20 de junio de 2013

Fundido a negro para James


Creo que me gustan las series de televisión por la misma razón por la que amo el fútbol. Ambas son pasiones cotidianas, pequeños escapes ritualizados para la apatía de la rutina. Madrugar un lunes compensa un poco más gracias a la promesa del último episodio de Juego de Tronos que vas a ver al llegar a casa. Lo mismo ocurre con el fútbol. Un hincha sabe que aunque la semana camine torcida, a la vuelta de la esquina le espera el domingo, el partido de su equipo, un caramelo de irrealidad con el que adormecer un ratito la conciencia. Convives así admirando a tus ídolos fútbolísticos, y odiándoles de vez en cuando. Así, semana tras semana, temporada tras temporada, hasta que el grado de identificación llega a ser tal que la retirada de un gran futbolista suele convocarnos al sentimentalismo y nosotros, machos alfa, nos permitimos un carraspeo y una lagrimita de homenaje.

En este terreno parece radicar el valor simbólico de Tony Soprano, y el consecuente duelo que muchos vivimos hoy al despedir al enorme James Gandolfini. Cuando terminó la serie en 2008, en aquel polémico fundido a negro, la sensación de orfandad fue demoledora, sobre todo porque el cierre en realidad no cerró nada. Nos despedimos de ella como solemos despedirnos de los seres queridos; sin alharacas, sin leyenda ni frases lapidarias. Por eso duele cuando la gente se muere, porque casi siempre hay cosas que se quedan sin decir y nos parece que el final es tan inoportuno.

Por más que Gandolfini fuera una estrella mediática, que lo era a su modo, su popularidad tuvo un sentido muy diferente a la de los grandes iconos cinematográficos. Una película, por estupenda que sea, no deja de ser un evento aislado. El propio acto de acudir a la sala de cine podría entenderse como un rito de celebración comunitaria, mientras que las series, como las novelas largas, se disfrutan muchas veces en solitario y casi siempre fragmentariamente, arrancándole minutos a la jornada. La fuerza de una serie (y Los Soprano fue LA serie) es su capacidad para entreverarse en el recorrido diario del espectador, y en ese territorio se imponen quienes son capaces de manejar los tiempos, sin la necesidad de deslumbrar en cada plano.

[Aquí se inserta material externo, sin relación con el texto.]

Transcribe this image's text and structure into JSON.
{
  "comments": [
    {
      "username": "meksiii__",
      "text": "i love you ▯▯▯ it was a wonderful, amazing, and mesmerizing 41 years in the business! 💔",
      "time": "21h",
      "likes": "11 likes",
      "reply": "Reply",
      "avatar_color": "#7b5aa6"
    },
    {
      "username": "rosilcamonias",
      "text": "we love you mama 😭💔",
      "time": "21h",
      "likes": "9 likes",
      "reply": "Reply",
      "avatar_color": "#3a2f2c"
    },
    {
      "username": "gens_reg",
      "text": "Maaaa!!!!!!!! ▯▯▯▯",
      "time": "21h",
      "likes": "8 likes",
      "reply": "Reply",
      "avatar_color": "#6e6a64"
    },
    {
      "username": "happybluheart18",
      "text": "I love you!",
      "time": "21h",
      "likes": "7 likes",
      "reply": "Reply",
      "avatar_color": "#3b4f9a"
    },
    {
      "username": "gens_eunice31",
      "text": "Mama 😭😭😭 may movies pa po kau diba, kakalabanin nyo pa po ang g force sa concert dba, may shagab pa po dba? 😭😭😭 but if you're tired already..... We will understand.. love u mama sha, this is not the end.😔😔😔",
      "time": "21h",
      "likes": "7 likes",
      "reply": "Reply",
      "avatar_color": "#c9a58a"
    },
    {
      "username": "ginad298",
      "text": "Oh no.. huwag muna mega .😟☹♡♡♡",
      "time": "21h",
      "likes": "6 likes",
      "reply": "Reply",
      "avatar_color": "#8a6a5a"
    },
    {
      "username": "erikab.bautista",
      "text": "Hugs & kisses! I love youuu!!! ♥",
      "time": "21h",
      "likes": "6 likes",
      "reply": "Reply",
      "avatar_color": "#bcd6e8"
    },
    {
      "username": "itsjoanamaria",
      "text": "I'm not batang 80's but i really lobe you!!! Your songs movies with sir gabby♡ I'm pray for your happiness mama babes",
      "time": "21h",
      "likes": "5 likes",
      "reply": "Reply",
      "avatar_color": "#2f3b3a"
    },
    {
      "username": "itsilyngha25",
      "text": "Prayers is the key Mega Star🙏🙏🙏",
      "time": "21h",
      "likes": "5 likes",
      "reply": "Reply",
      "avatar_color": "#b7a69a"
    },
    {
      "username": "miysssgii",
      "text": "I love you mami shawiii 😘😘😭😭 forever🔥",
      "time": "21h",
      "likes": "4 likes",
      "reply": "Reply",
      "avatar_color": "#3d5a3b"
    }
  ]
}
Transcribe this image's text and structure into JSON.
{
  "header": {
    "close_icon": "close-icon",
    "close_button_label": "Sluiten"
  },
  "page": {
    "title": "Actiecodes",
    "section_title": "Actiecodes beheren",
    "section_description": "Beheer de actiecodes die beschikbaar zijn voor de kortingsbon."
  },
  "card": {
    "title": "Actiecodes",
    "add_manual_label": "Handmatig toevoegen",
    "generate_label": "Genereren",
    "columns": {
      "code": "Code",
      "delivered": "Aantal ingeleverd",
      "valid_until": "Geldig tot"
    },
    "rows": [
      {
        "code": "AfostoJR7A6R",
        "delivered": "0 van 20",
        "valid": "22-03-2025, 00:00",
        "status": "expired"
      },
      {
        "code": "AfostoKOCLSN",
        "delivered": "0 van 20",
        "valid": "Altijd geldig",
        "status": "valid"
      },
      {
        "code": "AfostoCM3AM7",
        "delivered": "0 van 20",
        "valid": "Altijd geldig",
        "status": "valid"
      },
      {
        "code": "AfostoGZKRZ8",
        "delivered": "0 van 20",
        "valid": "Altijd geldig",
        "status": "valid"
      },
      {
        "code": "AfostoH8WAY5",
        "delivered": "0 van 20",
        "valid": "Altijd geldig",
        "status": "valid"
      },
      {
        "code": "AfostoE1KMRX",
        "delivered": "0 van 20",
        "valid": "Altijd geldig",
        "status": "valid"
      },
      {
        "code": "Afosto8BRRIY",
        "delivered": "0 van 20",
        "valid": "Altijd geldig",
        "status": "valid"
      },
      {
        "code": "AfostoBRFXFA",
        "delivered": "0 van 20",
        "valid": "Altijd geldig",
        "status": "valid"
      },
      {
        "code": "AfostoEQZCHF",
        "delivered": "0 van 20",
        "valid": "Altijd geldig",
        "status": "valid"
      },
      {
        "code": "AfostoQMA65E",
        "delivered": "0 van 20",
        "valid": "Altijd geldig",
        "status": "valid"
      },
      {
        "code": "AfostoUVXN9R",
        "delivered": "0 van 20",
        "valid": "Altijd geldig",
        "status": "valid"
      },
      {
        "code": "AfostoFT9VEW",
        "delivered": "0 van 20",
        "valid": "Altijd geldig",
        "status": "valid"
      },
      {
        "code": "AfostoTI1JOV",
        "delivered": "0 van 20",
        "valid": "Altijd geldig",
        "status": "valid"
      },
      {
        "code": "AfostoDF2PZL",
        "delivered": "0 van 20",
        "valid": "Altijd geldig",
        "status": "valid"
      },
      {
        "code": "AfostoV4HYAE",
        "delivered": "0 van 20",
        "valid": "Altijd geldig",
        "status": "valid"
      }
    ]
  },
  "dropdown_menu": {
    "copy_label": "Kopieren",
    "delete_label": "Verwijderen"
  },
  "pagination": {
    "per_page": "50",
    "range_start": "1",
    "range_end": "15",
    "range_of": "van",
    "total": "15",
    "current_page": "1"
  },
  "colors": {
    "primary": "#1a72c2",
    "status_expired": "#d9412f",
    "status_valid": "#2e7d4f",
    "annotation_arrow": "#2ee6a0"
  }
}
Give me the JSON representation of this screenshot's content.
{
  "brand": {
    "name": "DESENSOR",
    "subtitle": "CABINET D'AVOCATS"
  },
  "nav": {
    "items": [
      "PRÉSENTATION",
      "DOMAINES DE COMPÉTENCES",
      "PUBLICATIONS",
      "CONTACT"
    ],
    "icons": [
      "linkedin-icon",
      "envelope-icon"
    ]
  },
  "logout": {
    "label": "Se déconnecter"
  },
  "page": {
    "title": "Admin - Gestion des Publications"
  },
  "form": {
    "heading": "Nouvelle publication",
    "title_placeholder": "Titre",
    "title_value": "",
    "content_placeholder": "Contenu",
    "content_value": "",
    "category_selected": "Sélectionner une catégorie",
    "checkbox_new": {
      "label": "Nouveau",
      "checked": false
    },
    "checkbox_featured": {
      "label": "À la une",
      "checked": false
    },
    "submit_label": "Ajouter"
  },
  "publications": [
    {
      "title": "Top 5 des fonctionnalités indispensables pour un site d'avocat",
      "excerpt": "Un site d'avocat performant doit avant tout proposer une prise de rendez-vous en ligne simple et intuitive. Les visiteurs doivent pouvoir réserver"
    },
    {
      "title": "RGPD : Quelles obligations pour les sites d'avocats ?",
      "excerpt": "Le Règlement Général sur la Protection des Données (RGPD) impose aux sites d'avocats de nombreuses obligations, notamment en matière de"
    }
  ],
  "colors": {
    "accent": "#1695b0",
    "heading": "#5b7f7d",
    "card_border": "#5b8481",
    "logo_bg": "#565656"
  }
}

Gandolfini  tuvo la suerte de encontrarse con un papel, el de Tony, muy bien escrito, plagado de matices y contradicciones, pero hoy opino que sólo él fue capaz de dotarle de ese aire épico, de convertir a un criminal de poca monta en un personaje heróico. Trabajó como nadie la empatía, esa cualidad de nombre tan cursi que nos permitió comprender aunque no disculpar casi todos los excesos del hombre atormentado que interpretó. En ese arco entre el mafioso y el padre de familia en bata y calzoncillos, entre el vecino del quinto y el héroe crepuscular construyó un rol perdurable. Un mito del que enorgullecernos como generación.